This VA doctor pioneered modern heart surgery

Blake Stilwell
Apr 2, 2018 9:40 AM PDT
1 minute read
Air Force photo


Dr. Michael E. DeBakey was one of the most influential and innovative heart doctors in the United States. The man whom the Journal of the American Medical Association once called "the greatest surgeon ever" lived to be 99 years old. In that time, he served his country, saved tens of thousands of lives (including his own), and completely revolutionized the way surgeons work on the human heart.

While a surgeon in World War II, he urged that doctors be moved from hospitals to the front, where medics were usually the only aid available. He created what would become known in the Korean War as the Mobile Army Surgical Hospital (or "MASH") unit. The Army awarded him the Legion of Merit for this innovation.

DeBakey developed medical programs to care for returning veterans. President Truman asked him to transfer the Houston Navy Hospital to the VA. That hospital, still named after DeBakey, was Baylor University's first affiliate and first surgical residency program.

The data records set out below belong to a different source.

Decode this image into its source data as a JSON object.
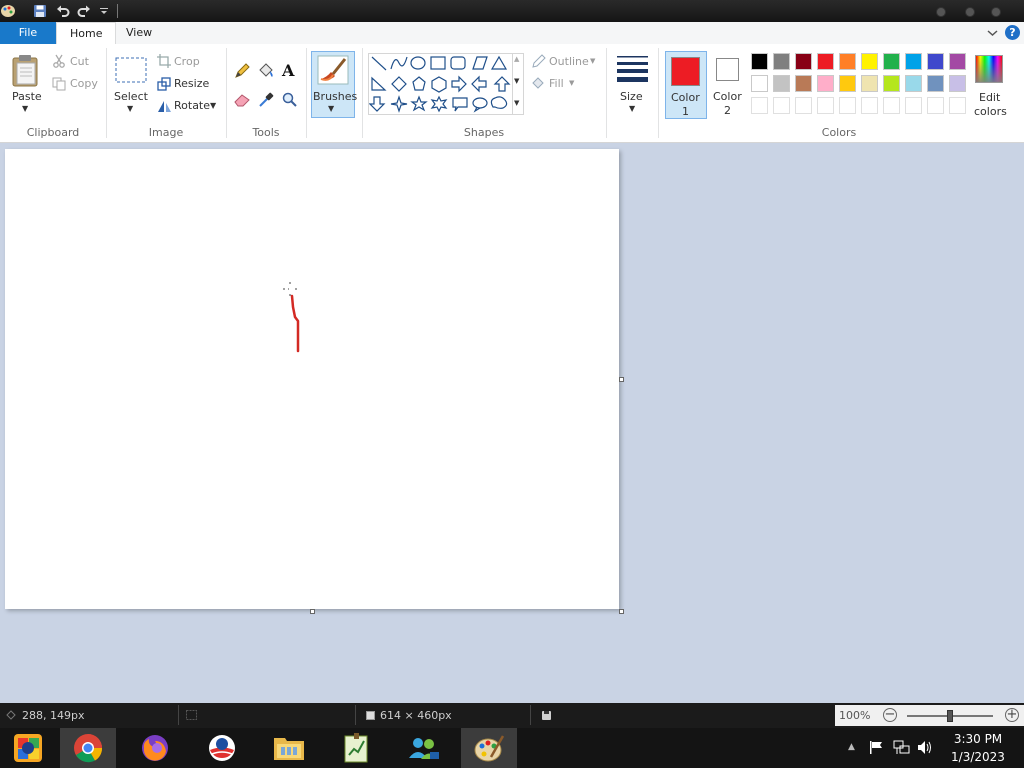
{
  "ribbon_tabs": {
    "file": "File",
    "home": "Home",
    "view": "View"
  },
  "clipboard": {
    "paste": "Paste",
    "cut": "Cut",
    "copy": "Copy",
    "label": "Clipboard"
  },
  "image": {
    "select": "Select",
    "crop": "Crop",
    "resize": "Resize",
    "rotate": "Rotate",
    "label": "Image"
  },
  "tools": {
    "label": "Tools"
  },
  "brushes": {
    "label": "Brushes"
  },
  "shapes": {
    "outline": "Outline",
    "fill": "Fill",
    "label": "Shapes"
  },
  "size": {
    "label": "Size"
  },
  "colors": {
    "color1_line1": "Color",
    "color1_line2": "1",
    "color2_line1": "Color",
    "color2_line2": "2",
    "edit_line1": "Edit",
    "edit_line2": "colors",
    "label": "Colors",
    "color1_value": "#ed1c24",
    "color2_value": "#ffffff",
    "palette_row1": [
      "#000000",
      "#7f7f7f",
      "#880015",
      "#ed1c24",
      "#ff7f27",
      "#fff200",
      "#22b14c",
      "#00a2e8",
      "#3f48cc",
      "#a349a4"
    ],
    "palette_row2": [
      "#ffffff",
      "#c3c3c3",
      "#b97a57",
      "#ffaec9",
      "#ffc90e",
      "#efe4b0",
      "#b5e61d",
      "#99d9ea",
      "#7092be",
      "#c8bfe7"
    ]
  },
  "status": {
    "cursor_pos": "288, 149px",
    "canvas_size": "614 × 460px",
    "zoom": "100%",
    "zoom_fraction": 0.5
  },
  "taskbar": {
    "time": "3:30 PM",
    "date": "1/3/2023"
  }
}
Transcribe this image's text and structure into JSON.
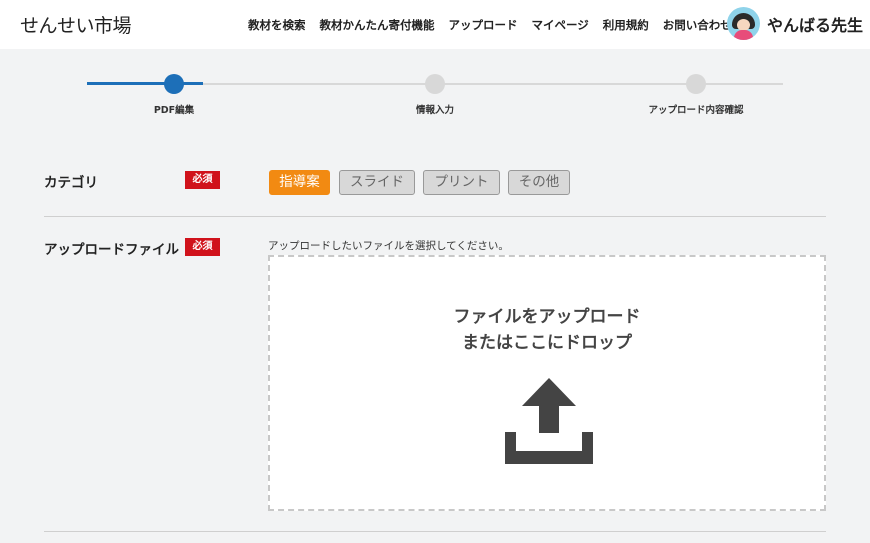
{
  "header": {
    "logo": "せんせい市場",
    "nav": [
      "教材を検索",
      "教材かんたん寄付機能",
      "アップロード",
      "マイページ",
      "利用規約",
      "お問い合わせ"
    ],
    "user_name": "やんばる先生"
  },
  "stepper": {
    "steps": [
      "PDF編集",
      "情報入力",
      "アップロード内容確認"
    ],
    "current_step": 1
  },
  "form": {
    "required_label": "必須",
    "category": {
      "label": "カテゴリ",
      "options": [
        "指導案",
        "スライド",
        "プリント",
        "その他"
      ],
      "selected": "指導案"
    },
    "upload": {
      "label": "アップロードファイル",
      "hint": "アップロードしたいファイルを選択してください。",
      "drop_line1": "ファイルをアップロード",
      "drop_line2": "またはここにドロップ"
    }
  },
  "colors": {
    "accent_blue": "#1d6fb8",
    "selected_orange": "#f28a12",
    "required_red": "#d0121b"
  }
}
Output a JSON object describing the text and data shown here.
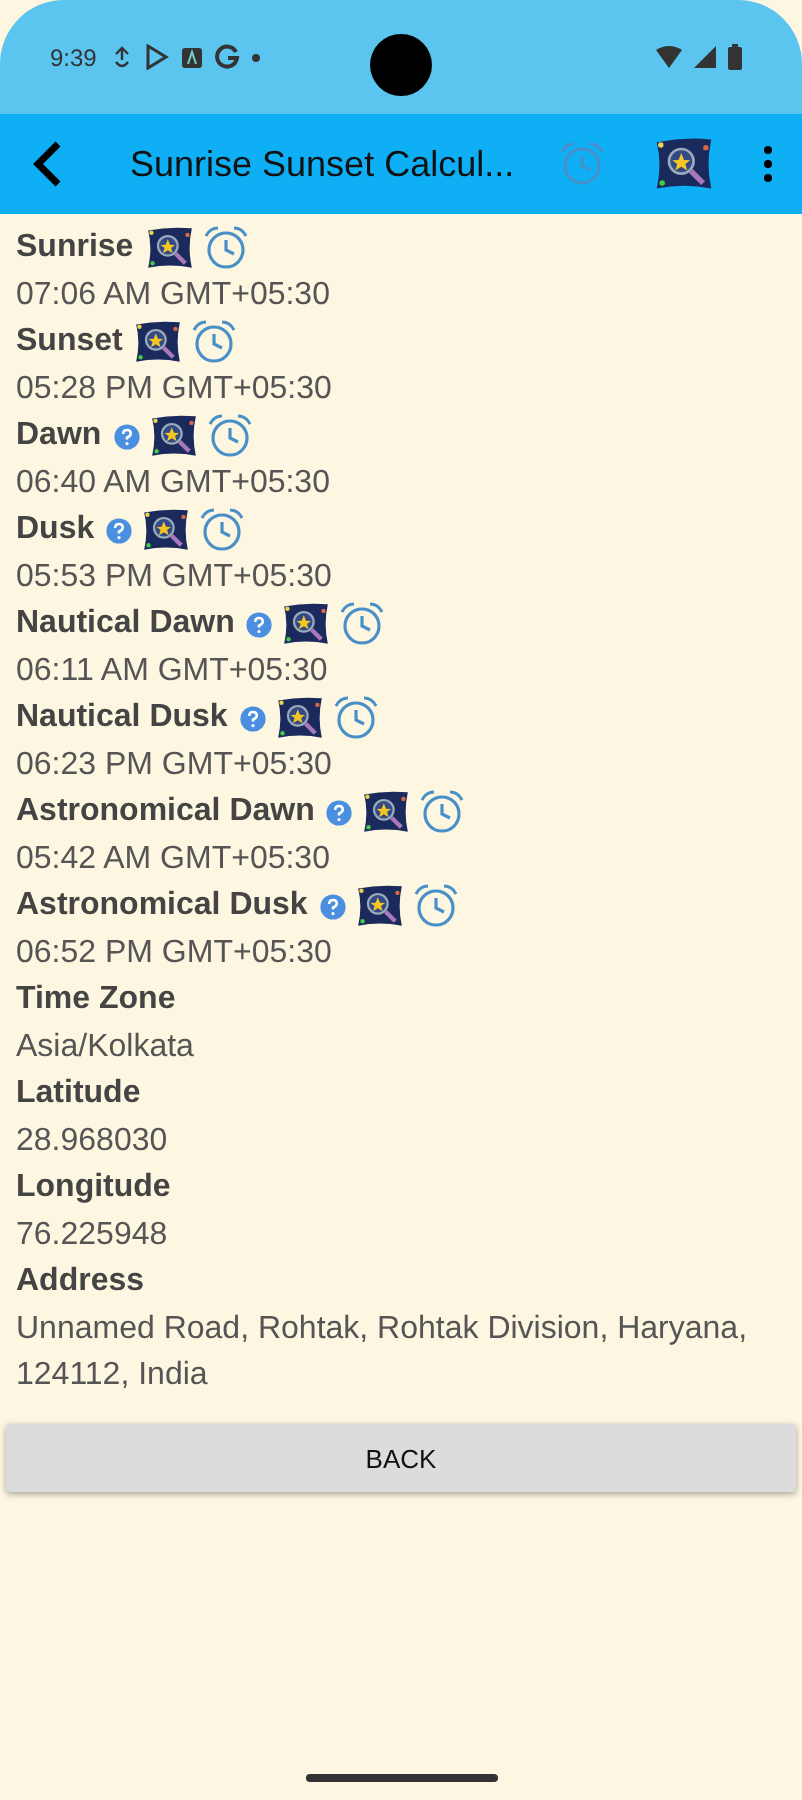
{
  "status_bar": {
    "time": "9:39"
  },
  "app_bar": {
    "title": "Sunrise Sunset Calcul..."
  },
  "events": [
    {
      "label": "Sunrise",
      "has_help": false,
      "value": "07:06 AM GMT+05:30"
    },
    {
      "label": "Sunset",
      "has_help": false,
      "value": "05:28 PM GMT+05:30"
    },
    {
      "label": "Dawn",
      "has_help": true,
      "value": "06:40 AM GMT+05:30"
    },
    {
      "label": "Dusk",
      "has_help": true,
      "value": "05:53 PM GMT+05:30"
    },
    {
      "label": "Nautical Dawn",
      "has_help": true,
      "value": "06:11 AM GMT+05:30"
    },
    {
      "label": "Nautical Dusk",
      "has_help": true,
      "value": "06:23 PM GMT+05:30"
    },
    {
      "label": "Astronomical Dawn",
      "has_help": true,
      "value": "05:42 AM GMT+05:30"
    },
    {
      "label": "Astronomical Dusk",
      "has_help": true,
      "value": "06:52 PM GMT+05:30"
    }
  ],
  "details": [
    {
      "label": "Time Zone",
      "value": "Asia/Kolkata"
    },
    {
      "label": "Latitude",
      "value": "28.968030"
    },
    {
      "label": "Longitude",
      "value": "76.225948"
    },
    {
      "label": "Address",
      "value": "Unnamed Road, Rohtak, Rohtak Division, Haryana, 124112, India"
    }
  ],
  "button": "BACK"
}
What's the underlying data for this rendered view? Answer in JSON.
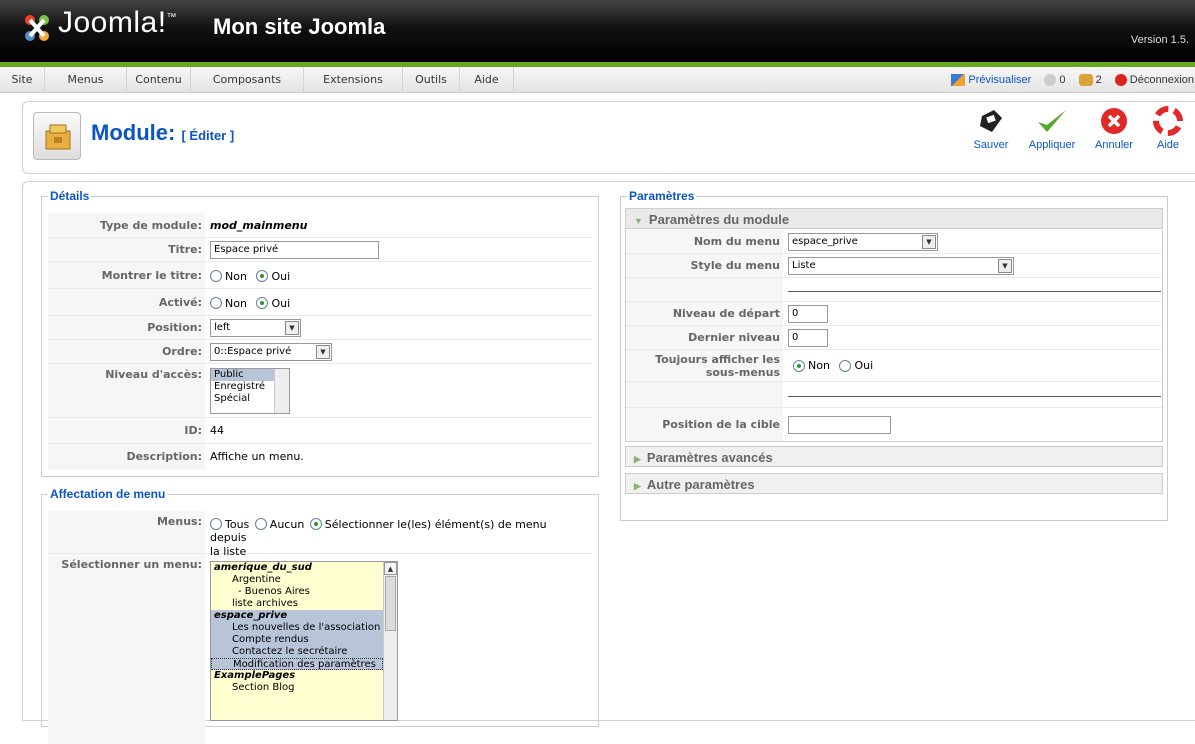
{
  "header": {
    "brand": "Joomla!",
    "brand_tm": "™",
    "site_name": "Mon site Joomla",
    "version": "Version 1.5."
  },
  "menubar": {
    "items": [
      "Site",
      "Menus",
      "Contenu",
      "Composants",
      "Extensions",
      "Outils",
      "Aide"
    ],
    "preview": "Prévisualiser",
    "messages_count": "0",
    "users_count": "2",
    "logout": "Déconnexion"
  },
  "toolbar": {
    "title": "Module:",
    "subtitle": "[ Éditer ]",
    "buttons": {
      "save": "Sauver",
      "apply": "Appliquer",
      "cancel": "Annuler",
      "help": "Aide"
    }
  },
  "details": {
    "legend": "Détails",
    "module_type_label": "Type de module:",
    "module_type": "mod_mainmenu",
    "title_label": "Titre:",
    "title_value": "Espace privé",
    "show_title_label": "Montrer le titre:",
    "no": "Non",
    "yes": "Oui",
    "enabled_label": "Activé:",
    "position_label": "Position:",
    "position_value": "left",
    "order_label": "Ordre:",
    "order_value": "0::Espace privé",
    "access_label": "Niveau d'accès:",
    "access_options": [
      "Public",
      "Enregistré",
      "Spécial"
    ],
    "id_label": "ID:",
    "id_value": "44",
    "description_label": "Description:",
    "description_value": "Affiche un menu."
  },
  "menu_assignment": {
    "legend": "Affectation de menu",
    "menus_label": "Menus:",
    "all": "Tous",
    "none": "Aucun",
    "select_line1": "Sélectionner le(les) élément(s) de menu depuis",
    "select_line2": "la liste",
    "select_menu_label": "Sélectionner un menu:",
    "items": [
      {
        "text": "amerique_du_sud",
        "type": "group"
      },
      {
        "text": "Argentine",
        "type": "item"
      },
      {
        "text": "- Buenos Aires",
        "type": "sub"
      },
      {
        "text": "liste archives",
        "type": "item"
      },
      {
        "text": "espace_prive",
        "type": "group"
      },
      {
        "text": "Les nouvelles de l'association",
        "type": "sel"
      },
      {
        "text": "Compte rendus",
        "type": "sel"
      },
      {
        "text": "Contactez le secrétaire",
        "type": "sel"
      },
      {
        "text": "Modification des paramètres",
        "type": "sel"
      },
      {
        "text": "ExamplePages",
        "type": "group"
      },
      {
        "text": "Section Blog",
        "type": "item"
      }
    ]
  },
  "params": {
    "legend": "Paramètres",
    "module_params": "Paramètres du module",
    "menu_name_label": "Nom du menu",
    "menu_name_value": "espace_prive",
    "menu_style_label": "Style du menu",
    "menu_style_value": "Liste",
    "start_level_label": "Niveau de départ",
    "start_level_value": "0",
    "end_level_label": "Dernier niveau",
    "end_level_value": "0",
    "always_show_label": "Toujours afficher les sous-menus",
    "target_position_label": "Position de la cible",
    "target_position_value": "",
    "advanced": "Paramètres avancés",
    "other": "Autre paramètres"
  },
  "colors": {
    "accent": "#0b55c4",
    "green": "#65a81e",
    "selection": "#b8c4d8",
    "menu_bg": "#fefed0"
  }
}
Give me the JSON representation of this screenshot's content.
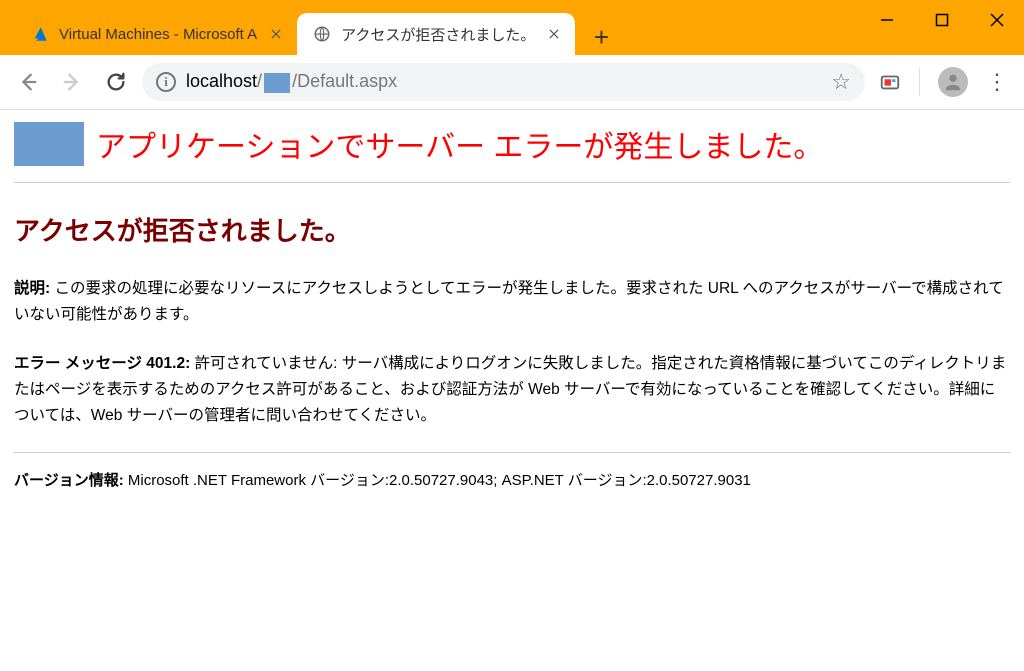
{
  "tabs": [
    {
      "title": "Virtual Machines - Microsoft A",
      "active": false,
      "favicon": "azure"
    },
    {
      "title": "アクセスが拒否されました。",
      "active": true,
      "favicon": "globe"
    }
  ],
  "addressbar": {
    "host": "localhost",
    "path_after": "/Default.aspx"
  },
  "error": {
    "page_title": "アプリケーションでサーバー エラーが発生しました。",
    "sub_title": "アクセスが拒否されました。",
    "desc_label": "説明:",
    "desc_text": "この要求の処理に必要なリソースにアクセスしようとしてエラーが発生しました。要求された URL へのアクセスがサーバーで構成されていない可能性があります。",
    "err_label": "エラー メッセージ 401.2:",
    "err_text": "許可されていません: サーバ構成によりログオンに失敗しました。指定された資格情報に基づいてこのディレクトリまたはページを表示するためのアクセス許可があること、および認証方法が Web サーバーで有効になっていることを確認してください。詳細については、Web サーバーの管理者に問い合わせてください。",
    "version_label": "バージョン情報:",
    "version_text": "Microsoft .NET Framework バージョン:2.0.50727.9043; ASP.NET バージョン:2.0.50727.9031"
  }
}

The doctor invented many heart-related surgical devices, including the roller pump, which he invented while still in medical school. That pump became the centerpiece of the heart-lung machine, which takes over the functions of the heart and lungs during surgery by supplying oxygenated blood to the brain. Dr. DeBakey's other surgical innovations, like grafting, bypasses, and the use of mechanical assistance devices are now common practice.

The Original Operator.

He also was the first to make the link between smoking cigarettes and lung cancer. The idea that inhaling smoke may hurt one's lungs may seem like an obvious one to us today, when DeBakey and Dr. Alton Ochsner made the connection in 1939, their work was ridiculed by the medical community. The Surgeon General officially documented it in 1964.

Conventional practitioners also ridiculed DeBakey's idea about using Dacron (polyester) grafts to repair damaged arteries, a procedure that was used to save his life in 2006 when he had a torn aorta.

In 1969, President Johnson awarded Dr. DeBakey the Presidential Medal of Freedom, the highest honor given a United States citizen. In 1987, President Ronald Reagan awarded him the National Medal of Science. In 2008, he received the Congressional Gold Medal, Congress's highest civilian honor, in a ceremony attended by President Bush. He died in 2008 and was granted ground burial in Arlington National Cemetery by the Secretary of the Army.

Dr. Michael E. DeBakey was the heart surgeon for the last Shah of Iran, of King Edward VIII of England, Marlene Dietrich, Joe Louis, and Presidents Johnson and Nixon. More than that, he was the surgeon who cared about saving the lives of regular troops. In combat he reformed the way the Army manages casualty care, and as a civilian he reformed the way America takes care of its veterans.